I chose the third option and trust me, I haven’t ever been happier in life! I started with what was easiest for me to do – Online Certifications. So many organizations and universities offer online certifications these days and you wouldn’t believe the range and variety of topics they offer – from Technology to Tantra, Photography to Psychology, Analytics to Art; the possibilities are endless. And if you look hard enough, a lot of these certifications are for free! It is an amazing way to learn right from the comfort of my home and at my own discretion in order to stay up-to-date with trends and of course, it would add so much value to my resume when I get back into the job market. And if I feel like I need a break from job-related certifications, there are a host of other interesting options too – I could maybe become a certified Gemologist or Lighthouse keeper. How fun does that sound! 😀
Next on my list was mastering Driving.

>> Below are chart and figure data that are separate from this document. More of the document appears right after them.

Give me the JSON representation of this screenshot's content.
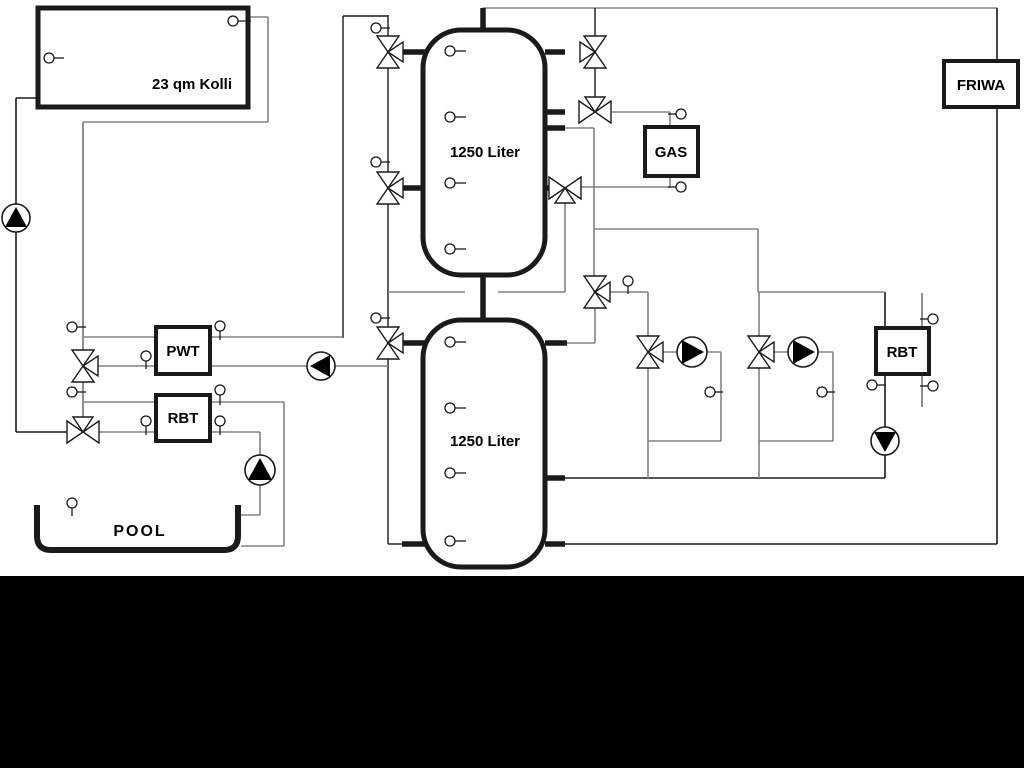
{
  "diagram": {
    "canvas": {
      "width": 1024,
      "height": 768,
      "background": "#ffffff"
    },
    "colors": {
      "black_line": "#1a1a1a",
      "gray_line": "#828282",
      "symbol_stroke": "#1a1a1a",
      "fill_white": "#ffffff",
      "band": "#000000"
    },
    "black_band": {
      "x": 0,
      "y": 576,
      "width": 1024,
      "height": 192
    },
    "boxes": [
      {
        "id": "collector-box",
        "label": "23 qm Kolli",
        "x": 38,
        "y": 8,
        "w": 210,
        "h": 99,
        "border": 5,
        "label_x": 192,
        "label_y": 89,
        "font": 15
      },
      {
        "id": "pwt-box",
        "label": "PWT",
        "x": 156,
        "y": 327,
        "w": 54,
        "h": 47,
        "border": 4,
        "label_x": 183,
        "label_y": 356,
        "font": 15
      },
      {
        "id": "rbt-pool-box",
        "label": "RBT",
        "x": 156,
        "y": 395,
        "w": 54,
        "h": 46,
        "border": 4,
        "label_x": 183,
        "label_y": 423,
        "font": 15
      },
      {
        "id": "gas-box",
        "label": "GAS",
        "x": 645,
        "y": 127,
        "w": 53,
        "h": 49,
        "border": 4,
        "label_x": 671,
        "label_y": 157,
        "font": 15
      },
      {
        "id": "rbt-heating-box",
        "label": "RBT",
        "x": 876,
        "y": 328,
        "w": 53,
        "h": 46,
        "border": 4,
        "label_x": 902,
        "label_y": 357,
        "font": 15
      },
      {
        "id": "friwa-box",
        "label": "FRIWA",
        "x": 944,
        "y": 61,
        "w": 74,
        "h": 46,
        "border": 4,
        "label_x": 981,
        "label_y": 90,
        "font": 15
      }
    ],
    "tanks": [
      {
        "id": "buffer-tank-1",
        "label": "1250 Liter",
        "x": 423,
        "y": 30,
        "w": 122,
        "h": 245,
        "rx": 38,
        "border": 5,
        "label_x": 485,
        "label_y": 157,
        "font": 15
      },
      {
        "id": "buffer-tank-2",
        "label": "1250 Liter",
        "x": 423,
        "y": 320,
        "w": 122,
        "h": 247,
        "rx": 38,
        "border": 5,
        "label_x": 485,
        "label_y": 446,
        "font": 15
      }
    ],
    "pool": {
      "id": "pool-basin",
      "label": "POOL",
      "path": "M 37,505 L 37,536 Q 37,550 51,550 L 224,550 Q 238,550 238,536 L 238,505",
      "border": 6,
      "label_x": 140,
      "label_y": 536,
      "font": 16
    },
    "lines": [
      [
        16,
        98,
        38,
        98,
        "b",
        1.6
      ],
      [
        16,
        98,
        16,
        432,
        "b",
        1.6
      ],
      [
        16,
        432,
        83,
        432,
        "b",
        1.6
      ],
      [
        483,
        8,
        997,
        8,
        "g",
        1.6
      ],
      [
        997,
        8,
        997,
        544,
        "b",
        1.6
      ],
      [
        565,
        544,
        997,
        544,
        "b",
        1.6
      ],
      [
        565,
        478,
        885,
        478,
        "b",
        1.6
      ],
      [
        885,
        292,
        885,
        478,
        "b",
        1.6
      ],
      [
        595,
        8,
        595,
        112,
        "b",
        1.4
      ],
      [
        343,
        16,
        343,
        338,
        "b",
        1.4
      ],
      [
        343,
        16,
        388,
        16,
        "b",
        1.4
      ],
      [
        388,
        15,
        388,
        544,
        "b",
        1.4
      ],
      [
        388,
        544,
        404,
        544,
        "b",
        1.4
      ],
      [
        248,
        17,
        268,
        17,
        "g",
        1.6
      ],
      [
        268,
        17,
        268,
        122,
        "g",
        1.6
      ],
      [
        83,
        122,
        268,
        122,
        "g",
        1.6
      ],
      [
        83,
        122,
        83,
        432,
        "g",
        1.8
      ],
      [
        83,
        337,
        156,
        337,
        "g",
        1.6
      ],
      [
        210,
        337,
        343,
        337,
        "g",
        1.6
      ],
      [
        83,
        366,
        156,
        366,
        "g",
        1.6
      ],
      [
        210,
        366,
        388,
        366,
        "g",
        1.6
      ],
      [
        83,
        402,
        156,
        402,
        "g",
        1.6
      ],
      [
        210,
        402,
        284,
        402,
        "g",
        1.6
      ],
      [
        284,
        402,
        284,
        546,
        "g",
        1.6
      ],
      [
        241,
        546,
        284,
        546,
        "g",
        1.6
      ],
      [
        83,
        432,
        156,
        432,
        "g",
        1.6
      ],
      [
        210,
        432,
        260,
        432,
        "g",
        1.6
      ],
      [
        260,
        432,
        260,
        515,
        "g",
        1.6
      ],
      [
        241,
        515,
        260,
        515,
        "g",
        1.6
      ],
      [
        545,
        128,
        594,
        128,
        "g",
        1.6
      ],
      [
        594,
        128,
        594,
        292,
        "g",
        1.6
      ],
      [
        594,
        229,
        758,
        229,
        "g",
        1.6
      ],
      [
        758,
        229,
        758,
        292,
        "g",
        1.6
      ],
      [
        758,
        292,
        885,
        292,
        "g",
        1.6
      ],
      [
        759,
        292,
        759,
        478,
        "g",
        1.6
      ],
      [
        648,
        292,
        648,
        478,
        "g",
        1.6
      ],
      [
        595,
        292,
        648,
        292,
        "g",
        1.6
      ],
      [
        565,
        188,
        565,
        292,
        "g",
        1.6
      ],
      [
        388,
        292,
        465,
        292,
        "g",
        1.6
      ],
      [
        498,
        292,
        565,
        292,
        "g",
        1.6
      ],
      [
        595,
        292,
        595,
        343,
        "g",
        1.6
      ],
      [
        567,
        343,
        595,
        343,
        "g",
        1.6
      ],
      [
        612,
        112,
        670,
        112,
        "g",
        1.6
      ],
      [
        670,
        112,
        670,
        128,
        "g",
        1.6
      ],
      [
        580,
        187,
        670,
        187,
        "g",
        1.6
      ],
      [
        670,
        174,
        670,
        187,
        "g",
        1.6
      ],
      [
        663,
        352,
        721,
        352,
        "g",
        1.6
      ],
      [
        721,
        352,
        721,
        441,
        "g",
        1.6
      ],
      [
        648,
        441,
        721,
        441,
        "g",
        1.6
      ],
      [
        774,
        352,
        833,
        352,
        "g",
        1.6
      ],
      [
        833,
        352,
        833,
        441,
        "g",
        1.6
      ],
      [
        759,
        441,
        833,
        441,
        "g",
        1.6
      ],
      [
        922,
        293,
        922,
        407,
        "g",
        1.8
      ]
    ],
    "thick_stubs": [
      [
        483,
        8,
        483,
        32
      ],
      [
        402,
        52,
        425,
        52
      ],
      [
        402,
        188,
        425,
        188
      ],
      [
        545,
        52,
        565,
        52
      ],
      [
        545,
        112,
        565,
        112
      ],
      [
        545,
        128,
        565,
        128
      ],
      [
        545,
        188,
        560,
        188
      ],
      [
        483,
        273,
        483,
        322
      ],
      [
        400,
        343,
        425,
        343
      ],
      [
        402,
        544,
        425,
        544
      ],
      [
        545,
        343,
        567,
        343
      ],
      [
        545,
        478,
        565,
        478
      ],
      [
        545,
        544,
        565,
        544
      ]
    ],
    "valves": [
      {
        "id": "valve-tank1-top-left",
        "cx": 388,
        "cy": 52,
        "axis": "v",
        "branch": "right"
      },
      {
        "id": "valve-tank1-bottom-left",
        "cx": 388,
        "cy": 188,
        "axis": "v",
        "branch": "right"
      },
      {
        "id": "valve-tank2-top-left",
        "cx": 388,
        "cy": 343,
        "axis": "v",
        "branch": "right"
      },
      {
        "id": "valve-solar-pwt",
        "cx": 83,
        "cy": 366,
        "axis": "v",
        "branch": "right"
      },
      {
        "id": "valve-solar-pool",
        "cx": 83,
        "cy": 432,
        "axis": "h",
        "branch": "top"
      },
      {
        "id": "valve-tank1-top-right",
        "cx": 595,
        "cy": 52,
        "axis": "v",
        "branch": "left"
      },
      {
        "id": "valve-gas-flow",
        "cx": 595,
        "cy": 112,
        "axis": "h",
        "branch": "top"
      },
      {
        "id": "valve-gas-return",
        "cx": 565,
        "cy": 188,
        "axis": "h",
        "branch": "bottom"
      },
      {
        "id": "valve-mid-distribution",
        "cx": 595,
        "cy": 292,
        "axis": "v",
        "branch": "right"
      },
      {
        "id": "valve-circuit-1",
        "cx": 648,
        "cy": 352,
        "axis": "v",
        "branch": "right"
      },
      {
        "id": "valve-circuit-2",
        "cx": 759,
        "cy": 352,
        "axis": "v",
        "branch": "right"
      }
    ],
    "pumps": [
      {
        "id": "pump-solar",
        "cx": 16,
        "cy": 218,
        "r": 14,
        "dir": "up"
      },
      {
        "id": "pump-pwt",
        "cx": 321,
        "cy": 366,
        "r": 14,
        "dir": "left"
      },
      {
        "id": "pump-pool",
        "cx": 260,
        "cy": 470,
        "r": 15,
        "dir": "up"
      },
      {
        "id": "pump-circuit-1",
        "cx": 692,
        "cy": 352,
        "r": 15,
        "dir": "right"
      },
      {
        "id": "pump-circuit-2",
        "cx": 803,
        "cy": 352,
        "r": 15,
        "dir": "right"
      },
      {
        "id": "pump-rbt-return",
        "cx": 885,
        "cy": 441,
        "r": 14,
        "dir": "down"
      }
    ],
    "sensors": [
      {
        "cx": 233,
        "cy": 21,
        "stem": "right",
        "len": 13
      },
      {
        "cx": 49,
        "cy": 58,
        "stem": "right",
        "len": 10
      },
      {
        "cx": 72,
        "cy": 327,
        "stem": "right",
        "len": 9
      },
      {
        "cx": 72,
        "cy": 392,
        "stem": "right",
        "len": 9
      },
      {
        "cx": 146,
        "cy": 356,
        "stem": "down",
        "len": 8
      },
      {
        "cx": 220,
        "cy": 326,
        "stem": "down",
        "len": 9
      },
      {
        "cx": 146,
        "cy": 421,
        "stem": "down",
        "len": 9
      },
      {
        "cx": 220,
        "cy": 390,
        "stem": "down",
        "len": 10
      },
      {
        "cx": 220,
        "cy": 421,
        "stem": "down",
        "len": 9
      },
      {
        "cx": 72,
        "cy": 503,
        "stem": "down",
        "len": 8
      },
      {
        "cx": 376,
        "cy": 28,
        "stem": "right",
        "len": 9
      },
      {
        "cx": 376,
        "cy": 162,
        "stem": "right",
        "len": 9
      },
      {
        "cx": 376,
        "cy": 318,
        "stem": "right",
        "len": 9
      },
      {
        "cx": 450,
        "cy": 51,
        "stem": "right",
        "len": 11
      },
      {
        "cx": 450,
        "cy": 117,
        "stem": "right",
        "len": 11
      },
      {
        "cx": 450,
        "cy": 183,
        "stem": "right",
        "len": 11
      },
      {
        "cx": 450,
        "cy": 249,
        "stem": "right",
        "len": 11
      },
      {
        "cx": 450,
        "cy": 342,
        "stem": "right",
        "len": 11
      },
      {
        "cx": 450,
        "cy": 408,
        "stem": "right",
        "len": 11
      },
      {
        "cx": 450,
        "cy": 473,
        "stem": "right",
        "len": 11
      },
      {
        "cx": 450,
        "cy": 541,
        "stem": "right",
        "len": 11
      },
      {
        "cx": 628,
        "cy": 281,
        "stem": "down",
        "len": 8
      },
      {
        "cx": 681,
        "cy": 114,
        "stem": "left",
        "len": 8
      },
      {
        "cx": 681,
        "cy": 187,
        "stem": "left",
        "len": 8
      },
      {
        "cx": 710,
        "cy": 392,
        "stem": "right",
        "len": 8
      },
      {
        "cx": 822,
        "cy": 392,
        "stem": "right",
        "len": 8
      },
      {
        "cx": 872,
        "cy": 385,
        "stem": "right",
        "len": 9
      },
      {
        "cx": 933,
        "cy": 319,
        "stem": "left",
        "len": 8
      },
      {
        "cx": 933,
        "cy": 386,
        "stem": "left",
        "len": 8
      }
    ]
  }
}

It really helped that driving is much easier here than back home, given the automatic cars and overall more disciplined drivers (my husband thinks that it is more about them being chickens than disciplined, but anyway :P). It took me a couple of months to get my license here and unlike earlier (I’ve had a four wheeler license in India for 9 years and drove a car about 4 times in all this time) I now actually drive around a lot on my own and have become a very confident driver too. I really do consider this one of my biggest achievements. Also, you can rent the coolest cars out here! I’ve driven everything from the Nissan 370z to a Ford Mustang to a BMW convertible to multiple SUVs – fun, fun and more fun! If nothing else, this should be motivation enough for anyone to learn driving here!

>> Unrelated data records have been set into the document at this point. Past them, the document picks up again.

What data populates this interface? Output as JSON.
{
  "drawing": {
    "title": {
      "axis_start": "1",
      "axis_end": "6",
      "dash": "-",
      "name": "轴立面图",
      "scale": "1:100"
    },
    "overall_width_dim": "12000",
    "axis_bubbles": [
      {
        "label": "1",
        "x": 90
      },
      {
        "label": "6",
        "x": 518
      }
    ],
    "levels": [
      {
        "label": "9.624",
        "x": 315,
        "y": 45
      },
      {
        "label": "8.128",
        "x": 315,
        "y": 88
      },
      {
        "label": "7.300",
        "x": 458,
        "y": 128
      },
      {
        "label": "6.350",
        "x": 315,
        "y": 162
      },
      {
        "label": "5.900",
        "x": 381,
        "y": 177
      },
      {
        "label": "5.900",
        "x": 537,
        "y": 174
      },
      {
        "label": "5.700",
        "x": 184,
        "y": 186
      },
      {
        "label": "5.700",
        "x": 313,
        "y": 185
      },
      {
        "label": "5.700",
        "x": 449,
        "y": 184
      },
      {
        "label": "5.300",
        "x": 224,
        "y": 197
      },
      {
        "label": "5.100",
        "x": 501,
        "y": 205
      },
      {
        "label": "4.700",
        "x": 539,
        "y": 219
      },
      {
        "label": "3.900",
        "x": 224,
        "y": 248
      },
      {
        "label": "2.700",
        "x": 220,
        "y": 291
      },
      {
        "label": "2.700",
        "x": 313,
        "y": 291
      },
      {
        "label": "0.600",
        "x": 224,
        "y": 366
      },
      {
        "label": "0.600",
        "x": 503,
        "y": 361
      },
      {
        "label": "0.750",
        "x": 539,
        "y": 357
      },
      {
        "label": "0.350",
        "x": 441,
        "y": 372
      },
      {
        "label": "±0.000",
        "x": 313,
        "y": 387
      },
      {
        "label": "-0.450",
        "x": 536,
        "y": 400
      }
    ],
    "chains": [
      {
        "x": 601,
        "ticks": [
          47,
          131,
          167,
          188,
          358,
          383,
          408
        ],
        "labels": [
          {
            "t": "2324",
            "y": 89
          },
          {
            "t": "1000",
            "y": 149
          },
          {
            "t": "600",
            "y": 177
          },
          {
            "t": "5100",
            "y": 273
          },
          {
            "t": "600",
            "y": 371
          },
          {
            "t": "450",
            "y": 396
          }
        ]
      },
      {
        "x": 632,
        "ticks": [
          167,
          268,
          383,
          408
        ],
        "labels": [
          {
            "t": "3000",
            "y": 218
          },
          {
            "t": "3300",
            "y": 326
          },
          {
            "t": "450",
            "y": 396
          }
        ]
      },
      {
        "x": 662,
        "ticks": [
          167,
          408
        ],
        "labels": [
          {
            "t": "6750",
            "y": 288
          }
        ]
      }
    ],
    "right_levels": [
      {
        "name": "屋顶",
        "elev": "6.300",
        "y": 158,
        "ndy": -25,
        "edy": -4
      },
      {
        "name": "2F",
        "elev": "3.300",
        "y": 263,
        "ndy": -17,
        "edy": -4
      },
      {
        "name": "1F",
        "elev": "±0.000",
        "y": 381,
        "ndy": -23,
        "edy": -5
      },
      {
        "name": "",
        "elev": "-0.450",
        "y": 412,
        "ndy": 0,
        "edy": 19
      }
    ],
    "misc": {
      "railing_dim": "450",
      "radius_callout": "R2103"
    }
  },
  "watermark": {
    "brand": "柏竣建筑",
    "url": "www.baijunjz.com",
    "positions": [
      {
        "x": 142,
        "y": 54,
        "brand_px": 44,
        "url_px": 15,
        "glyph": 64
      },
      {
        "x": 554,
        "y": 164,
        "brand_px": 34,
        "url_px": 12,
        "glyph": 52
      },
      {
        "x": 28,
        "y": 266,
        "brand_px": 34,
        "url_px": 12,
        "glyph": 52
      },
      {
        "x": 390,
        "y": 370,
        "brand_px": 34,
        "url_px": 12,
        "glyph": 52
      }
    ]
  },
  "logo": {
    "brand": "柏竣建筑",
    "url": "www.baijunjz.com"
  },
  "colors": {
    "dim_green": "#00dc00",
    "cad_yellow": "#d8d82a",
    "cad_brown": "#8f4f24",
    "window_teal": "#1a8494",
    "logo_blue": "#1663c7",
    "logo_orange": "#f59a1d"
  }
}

One other thing that I’d always wanted to do but never had the time/ courage to, was to learn to play a Musial Instrument. As someone who doesn’t have a single artistic bone in my body, growing up I figured I’d be better off directing my energy at things that I might actually be good at. But as they say, unless you step out of your comfort zone and challenge yourself, you would never know what you’re capable of! So I went ahead and bought myself an acoustic guitar and turned to YouTube tutorials for help. It has been about a month since I started and I am now a proud, very average player of 3 easy chords and a basic (happy birthday) song!
Trust me when I say, this is by far the most challenging task I have encountered in my life. When I started off, while my left hand would hold the proper strings in place, the right one just refused to strum, and vice-versa. A looot of practice and patience later, I think I’ve finally managed to coax my brain to try and make both my hands work properly at the same time! I think playing a musical instrument makes you a much more sharper and focused person – something that really helps when you are not working or studying and helps ensure that your brain doesn’t become rusty.

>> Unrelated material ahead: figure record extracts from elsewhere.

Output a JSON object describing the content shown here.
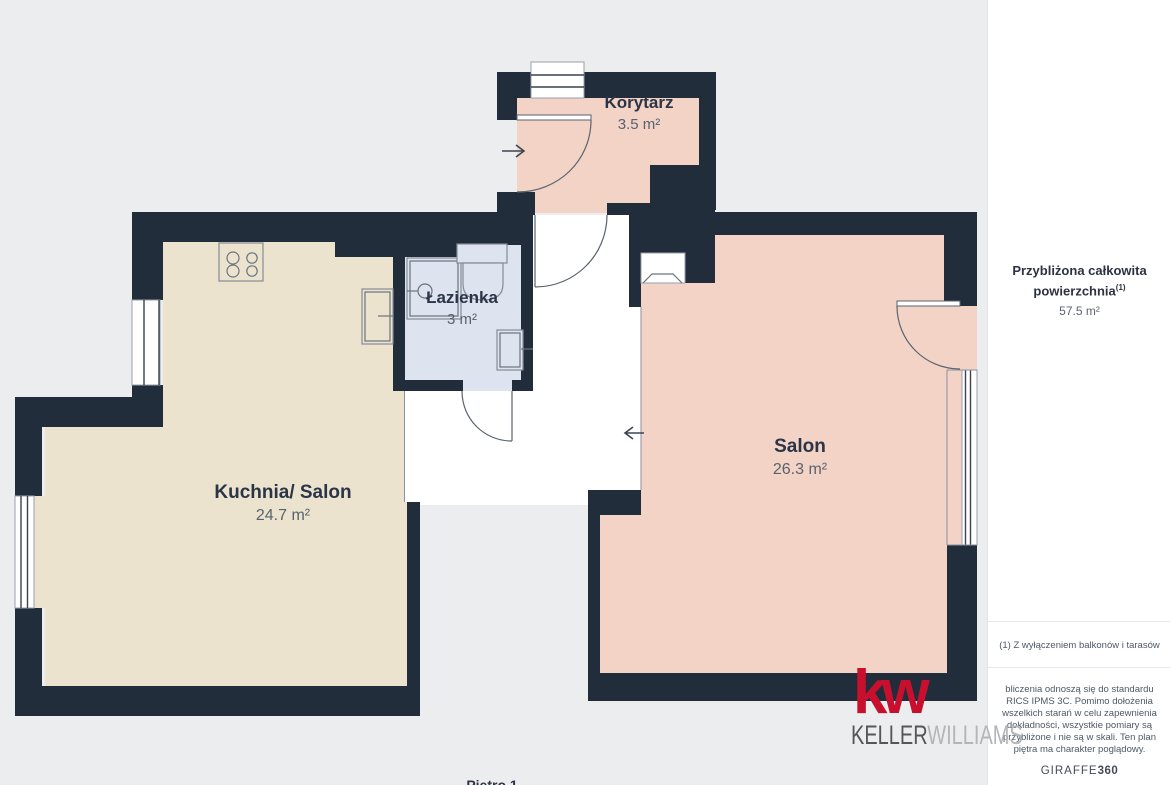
{
  "rooms": [
    {
      "id": "korytarz",
      "name": "Korytarz",
      "area": "3.5 m²"
    },
    {
      "id": "lazienka",
      "name": "Łazienka",
      "area": "3 m²"
    },
    {
      "id": "kuchnia",
      "name": "Kuchnia/ Salon",
      "area": "24.7 m²"
    },
    {
      "id": "salon",
      "name": "Salon",
      "area": "26.3 m²"
    }
  ],
  "floor_label": "Piętro 1",
  "sidebar": {
    "title": "Przybliżona całkowita powierzchnia",
    "title_sup": "(1)",
    "total_area": "57.5 m²",
    "footnote": "(1) Z wyłączeniem balkonów i tarasów",
    "disclaimer": "bliczenia odnoszą się do standardu RICS IPMS 3C. Pomimo dołożenia wszelkich starań w celu zapewnienia dokładności, wszystkie pomiary są przybliżone i nie są w skali. Ten plan piętra ma charakter poglądowy.",
    "brand_giraffe": "GIRAFFE",
    "brand_360": "360"
  },
  "branding": {
    "kw_mark": "kw",
    "keller": "KELLER",
    "williams": "WILLIAMS"
  },
  "colors": {
    "bg": "#ecedee",
    "wall": "#212d3b",
    "pink": "#f2d3c6",
    "cream": "#ebe3cd",
    "blue": "#dde3ef",
    "kwred": "#c8102e"
  }
}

And if I had appreciation for musicians earlier, now I am downright in awe of every single one of them!! It takes great talent and then some more to create and/ or play music! Truly, hats off to every single one of them!
And finally, I have decided to act on the single biggest dream of my life – To Write. I’ve started working on it and am in the nascent stages of writing my own book. It may take me a year to finish writing one, it may take me ten; the point is that I have finally started and that is something I am very proud of. And I have to acknowledge that I might not have gotten started had it not been for this unexpected break in my career. And just for that, I would never ever regret this decision of mine.
Summing up, the H4 visa is not as bad as it seemed to be when this phase of my life started a year ago. And for everyone else out there in my shoes, please believe that this can truly be a blessing in disguise. We may be losing out on a lot of opportunities and prospects, but with the right mindset, this period of time can become the most rewarding one of our lives.
All we need is some inspiration and a dream or two! 🙂
Disclaimer: This blog post isn’t by any means meant to be/ striving to be an exhaustive list of options available to spouses on H4 visa. It’s a purely personal take based on my own experiences and those of a few close friends.